Kortgeleden klaagden we in Nederland massaal over de natste lente in zeker 25 jaar. Nu is het inmiddels weer kurkdroog en dreigen watertekorten. De droogte, waarmee ons land kampt, is niet alleen een gevolg van veranderend weer. Volgens Daan Bleichrodt van IVN Natuureducatie is het vooral droog omdat hiervoor wordt gekozen
Grondwaterstand bewust laag
“Een eeuw geleden was droogte nog onvoorstelbaar in ons druilerige kikkerland”, zegt Bleichrodt. “Het water werd gewoon door de grond opgenomen. Fijn voor de natuur. Nu voeren we al het regenwater zo snel mogelijk via de rivieren af naar zee.

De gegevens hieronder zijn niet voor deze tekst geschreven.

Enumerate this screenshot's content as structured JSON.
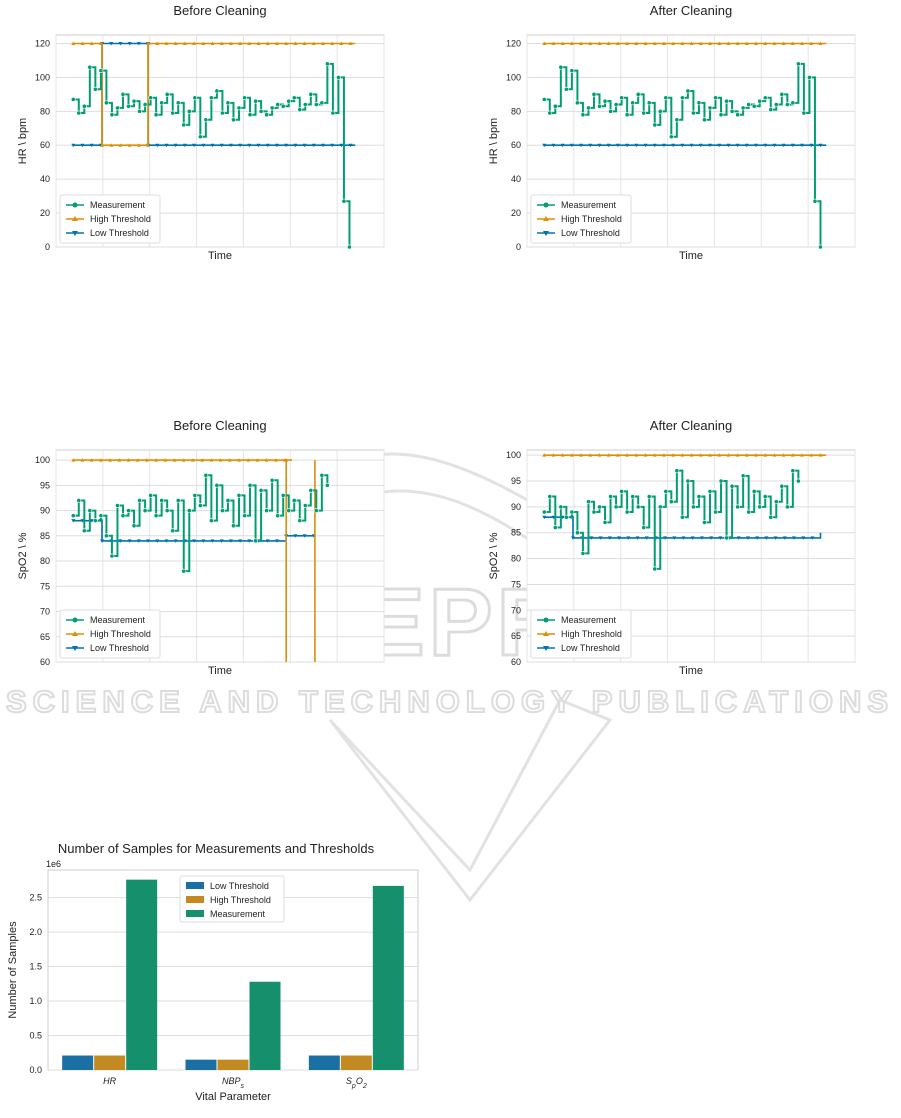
{
  "watermark": {
    "big": "SCITEPRESS",
    "small": "SCIENCE AND TECHNOLOGY PUBLICATIONS"
  },
  "colors": {
    "measurement": "#029e73",
    "high": "#de8f05",
    "low": "#0173b2",
    "bar_low": "#1a6fa3",
    "bar_high": "#c48a22",
    "bar_meas": "#158f6c"
  },
  "chart_data": [
    {
      "id": "hr_before",
      "type": "line",
      "title": "Before Cleaning",
      "xlabel": "Time",
      "ylabel": "HR \\ bpm",
      "ylim": [
        0,
        125
      ],
      "yticks": [
        0,
        20,
        40,
        60,
        80,
        100,
        120
      ],
      "x_domain": [
        -3,
        43
      ],
      "legend": [
        "Measurement",
        "High Threshold",
        "Low Threshold"
      ],
      "legend_loc": "lower-left",
      "series": {
        "measurement": [
          [
            0,
            87
          ],
          [
            1,
            79
          ],
          [
            2,
            83
          ],
          [
            3,
            106
          ],
          [
            4,
            93
          ],
          [
            5,
            104
          ],
          [
            6,
            85
          ],
          [
            7,
            78
          ],
          [
            8,
            82
          ],
          [
            9,
            90
          ],
          [
            10,
            83
          ],
          [
            11,
            86
          ],
          [
            12,
            80
          ],
          [
            13,
            84
          ],
          [
            14,
            88
          ],
          [
            15,
            78
          ],
          [
            16,
            85
          ],
          [
            17,
            90
          ],
          [
            18,
            79
          ],
          [
            19,
            85
          ],
          [
            20,
            72
          ],
          [
            21,
            80
          ],
          [
            22,
            88
          ],
          [
            23,
            65
          ],
          [
            24,
            75
          ],
          [
            25,
            88
          ],
          [
            26,
            92
          ],
          [
            27,
            79
          ],
          [
            28,
            85
          ],
          [
            29,
            75
          ],
          [
            30,
            82
          ],
          [
            31,
            88
          ],
          [
            32,
            78
          ],
          [
            33,
            86
          ],
          [
            34,
            80
          ],
          [
            35,
            78
          ],
          [
            36,
            82
          ],
          [
            37,
            84
          ],
          [
            38,
            83
          ],
          [
            39,
            86
          ],
          [
            40,
            88
          ],
          [
            41,
            81
          ],
          [
            42,
            84
          ],
          [
            43,
            90
          ],
          [
            44,
            84
          ],
          [
            45,
            85
          ],
          [
            46,
            108
          ],
          [
            47,
            79
          ],
          [
            48,
            100
          ],
          [
            49,
            27
          ],
          [
            50,
            0
          ]
        ],
        "high": [
          [
            0,
            120
          ],
          [
            5,
            120
          ],
          [
            5,
            60
          ],
          [
            13,
            60
          ],
          [
            13,
            120
          ],
          [
            49,
            120
          ]
        ],
        "low": [
          [
            0,
            60
          ],
          [
            5,
            60
          ],
          [
            5,
            120
          ],
          [
            13,
            120
          ],
          [
            13,
            60
          ],
          [
            49,
            60
          ]
        ]
      }
    },
    {
      "id": "hr_after",
      "type": "line",
      "title": "After Cleaning",
      "xlabel": "Time",
      "ylabel": "HR \\ bpm",
      "ylim": [
        0,
        125
      ],
      "yticks": [
        0,
        20,
        40,
        60,
        80,
        100,
        120
      ],
      "x_domain": [
        -3,
        43
      ],
      "legend": [
        "Measurement",
        "High Threshold",
        "Low Threshold"
      ],
      "legend_loc": "lower-left",
      "series": {
        "measurement": [
          [
            0,
            87
          ],
          [
            1,
            79
          ],
          [
            2,
            83
          ],
          [
            3,
            106
          ],
          [
            4,
            93
          ],
          [
            5,
            104
          ],
          [
            6,
            85
          ],
          [
            7,
            78
          ],
          [
            8,
            82
          ],
          [
            9,
            90
          ],
          [
            10,
            83
          ],
          [
            11,
            86
          ],
          [
            12,
            80
          ],
          [
            13,
            84
          ],
          [
            14,
            88
          ],
          [
            15,
            78
          ],
          [
            16,
            85
          ],
          [
            17,
            90
          ],
          [
            18,
            79
          ],
          [
            19,
            85
          ],
          [
            20,
            72
          ],
          [
            21,
            80
          ],
          [
            22,
            88
          ],
          [
            23,
            65
          ],
          [
            24,
            75
          ],
          [
            25,
            88
          ],
          [
            26,
            92
          ],
          [
            27,
            79
          ],
          [
            28,
            85
          ],
          [
            29,
            75
          ],
          [
            30,
            82
          ],
          [
            31,
            88
          ],
          [
            32,
            78
          ],
          [
            33,
            86
          ],
          [
            34,
            80
          ],
          [
            35,
            78
          ],
          [
            36,
            82
          ],
          [
            37,
            84
          ],
          [
            38,
            83
          ],
          [
            39,
            86
          ],
          [
            40,
            88
          ],
          [
            41,
            81
          ],
          [
            42,
            84
          ],
          [
            43,
            90
          ],
          [
            44,
            84
          ],
          [
            45,
            85
          ],
          [
            46,
            108
          ],
          [
            47,
            79
          ],
          [
            48,
            100
          ],
          [
            49,
            27
          ],
          [
            50,
            0
          ]
        ],
        "high": [
          [
            0,
            120
          ],
          [
            49,
            120
          ]
        ],
        "low": [
          [
            0,
            60
          ],
          [
            49,
            60
          ]
        ]
      }
    },
    {
      "id": "spo2_before",
      "type": "line",
      "title": "Before Cleaning",
      "xlabel": "Time",
      "ylabel": "SpO2 \\ %",
      "ylim": [
        60,
        102
      ],
      "yticks": [
        60,
        65,
        70,
        75,
        80,
        85,
        90,
        95,
        100
      ],
      "x_domain": [
        -3,
        43
      ],
      "legend": [
        "Measurement",
        "High Threshold",
        "Low Threshold"
      ],
      "legend_loc": "lower-left",
      "series": {
        "measurement": [
          [
            0,
            89
          ],
          [
            1,
            92
          ],
          [
            2,
            86
          ],
          [
            3,
            90
          ],
          [
            4,
            88
          ],
          [
            5,
            89
          ],
          [
            6,
            85
          ],
          [
            7,
            81
          ],
          [
            8,
            91
          ],
          [
            9,
            89
          ],
          [
            10,
            90
          ],
          [
            11,
            87
          ],
          [
            12,
            92
          ],
          [
            13,
            90
          ],
          [
            14,
            93
          ],
          [
            15,
            89
          ],
          [
            16,
            92
          ],
          [
            17,
            90
          ],
          [
            18,
            86
          ],
          [
            19,
            92
          ],
          [
            20,
            78
          ],
          [
            21,
            90
          ],
          [
            22,
            93
          ],
          [
            23,
            91
          ],
          [
            24,
            97
          ],
          [
            25,
            88
          ],
          [
            26,
            95
          ],
          [
            27,
            90
          ],
          [
            28,
            92
          ],
          [
            29,
            87
          ],
          [
            30,
            93
          ],
          [
            31,
            89
          ],
          [
            32,
            95
          ],
          [
            33,
            84
          ],
          [
            34,
            94
          ],
          [
            35,
            90
          ],
          [
            36,
            96
          ],
          [
            37,
            89
          ],
          [
            38,
            93
          ],
          [
            39,
            90
          ],
          [
            40,
            92
          ],
          [
            41,
            88
          ],
          [
            42,
            91
          ],
          [
            43,
            94
          ],
          [
            44,
            90
          ],
          [
            45,
            97
          ],
          [
            46,
            95
          ]
        ],
        "high": [
          [
            0,
            100
          ],
          [
            37,
            100
          ],
          [
            37,
            60
          ],
          [
            37,
            100
          ],
          [
            38,
            100
          ]
        ],
        "low": [
          [
            0,
            88
          ],
          [
            5,
            88
          ],
          [
            5,
            84
          ],
          [
            37,
            84
          ],
          [
            37,
            85
          ],
          [
            42,
            85
          ]
        ],
        "high2": [
          [
            42,
            60
          ],
          [
            42,
            100
          ]
        ]
      }
    },
    {
      "id": "spo2_after",
      "type": "line",
      "title": "After Cleaning",
      "xlabel": "Time",
      "ylabel": "SpO2 \\ %",
      "ylim": [
        60,
        101
      ],
      "yticks": [
        60,
        65,
        70,
        75,
        80,
        85,
        90,
        95,
        100
      ],
      "x_domain": [
        -3,
        43
      ],
      "legend": [
        "Measurement",
        "High Threshold",
        "Low Threshold"
      ],
      "legend_loc": "lower-left",
      "series": {
        "measurement": [
          [
            0,
            89
          ],
          [
            1,
            92
          ],
          [
            2,
            86
          ],
          [
            3,
            90
          ],
          [
            4,
            88
          ],
          [
            5,
            89
          ],
          [
            6,
            85
          ],
          [
            7,
            81
          ],
          [
            8,
            91
          ],
          [
            9,
            89
          ],
          [
            10,
            90
          ],
          [
            11,
            87
          ],
          [
            12,
            92
          ],
          [
            13,
            90
          ],
          [
            14,
            93
          ],
          [
            15,
            89
          ],
          [
            16,
            92
          ],
          [
            17,
            90
          ],
          [
            18,
            86
          ],
          [
            19,
            92
          ],
          [
            20,
            78
          ],
          [
            21,
            90
          ],
          [
            22,
            93
          ],
          [
            23,
            91
          ],
          [
            24,
            97
          ],
          [
            25,
            88
          ],
          [
            26,
            95
          ],
          [
            27,
            90
          ],
          [
            28,
            92
          ],
          [
            29,
            87
          ],
          [
            30,
            93
          ],
          [
            31,
            89
          ],
          [
            32,
            95
          ],
          [
            33,
            84
          ],
          [
            34,
            94
          ],
          [
            35,
            90
          ],
          [
            36,
            96
          ],
          [
            37,
            89
          ],
          [
            38,
            93
          ],
          [
            39,
            90
          ],
          [
            40,
            92
          ],
          [
            41,
            88
          ],
          [
            42,
            91
          ],
          [
            43,
            94
          ],
          [
            44,
            90
          ],
          [
            45,
            97
          ],
          [
            46,
            95
          ]
        ],
        "high": [
          [
            0,
            100
          ],
          [
            49,
            100
          ]
        ],
        "low": [
          [
            0,
            88
          ],
          [
            5,
            88
          ],
          [
            5,
            84
          ],
          [
            48,
            84
          ],
          [
            48,
            85
          ]
        ]
      }
    },
    {
      "id": "samples",
      "type": "bar",
      "title": "Number of Samples for Measurements and Thresholds",
      "xlabel": "Vital Parameter",
      "ylabel": "Number of Samples",
      "multiplier": "1e6",
      "ylim": [
        0,
        2.9
      ],
      "yticks": [
        0.0,
        0.5,
        1.0,
        1.5,
        2.0,
        2.5
      ],
      "ytick_labels": [
        "0.0",
        "0.5",
        "1.0",
        "1.5",
        "2.0",
        "2.5"
      ],
      "categories": [
        "HR",
        "NBPs",
        "SpO2"
      ],
      "legend_loc": "top-center",
      "series": [
        {
          "name": "Low Threshold",
          "values": [
            0.21,
            0.15,
            0.21
          ]
        },
        {
          "name": "High Threshold",
          "values": [
            0.21,
            0.15,
            0.21
          ]
        },
        {
          "name": "Measurement",
          "values": [
            2.76,
            1.28,
            2.67
          ]
        }
      ]
    }
  ]
}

Daarnaast wordt op het platteland de grondwaterstand kunstmatig laag gehouden omdat de koeienrassen die we voor de melkveehouderij gebruiken nu eenmaal niet tegen natte voeten kunnen en het land ook makkelijker met een tractor te bewerken is als het grondwaterpeil net wat lager is.”
Versteende steden
Daarnaast zijn de steden de afgelopen decennia vakkundig dicht getegeld. De regen die valt, wordt veelal via putjes in de straten afgevoerd en bij heftige buien overstromen de riolen. Op warme zomerse dagen zuchten de steden door het gebrek aan groen en water onder de hitte.
Genoeg zoet water
“Het is hoog tijd dat hier verandering in komt” aldus Bleichrodt. “De droogte is namelijk een keuze. We hebben in Nederland meer dan genoeg aanvoer van zoet water. Het regent nog altijd veel, alleen wat minder vaak. De regen die valt komt in piekbuien, dus veel neerslag in korte tijd. Daarnaast stroomt er via de Rijn, Maas, Waal en andere rivieren meer dan genoeg water het land binnen.”
Water vasthouden
Bleichrodt: “De grote uitdaging is hoe we dit water vasthouden en zorgen dat de bodem van de stad, landbouw- en natuurgebieden weer een spons wordt. Dit kan door afscheid te nemen van ons melkvee, de grondwaterstand te verhogen (gewoon een keuze) en door het vergroenen van steden.
Door het laten meanderen van rivieren door het landschap en het creĆ«ren van meer natte natuurgebieden slaan we niet alleen mee water op, maar zorgen we ook voor meer biodiversiteit, meer natuur en meer welzijn. Ook kunnen we potentieel nog eens heel veel CO2 in onze bodems opslaan. Kortom: een win-winsituatie.”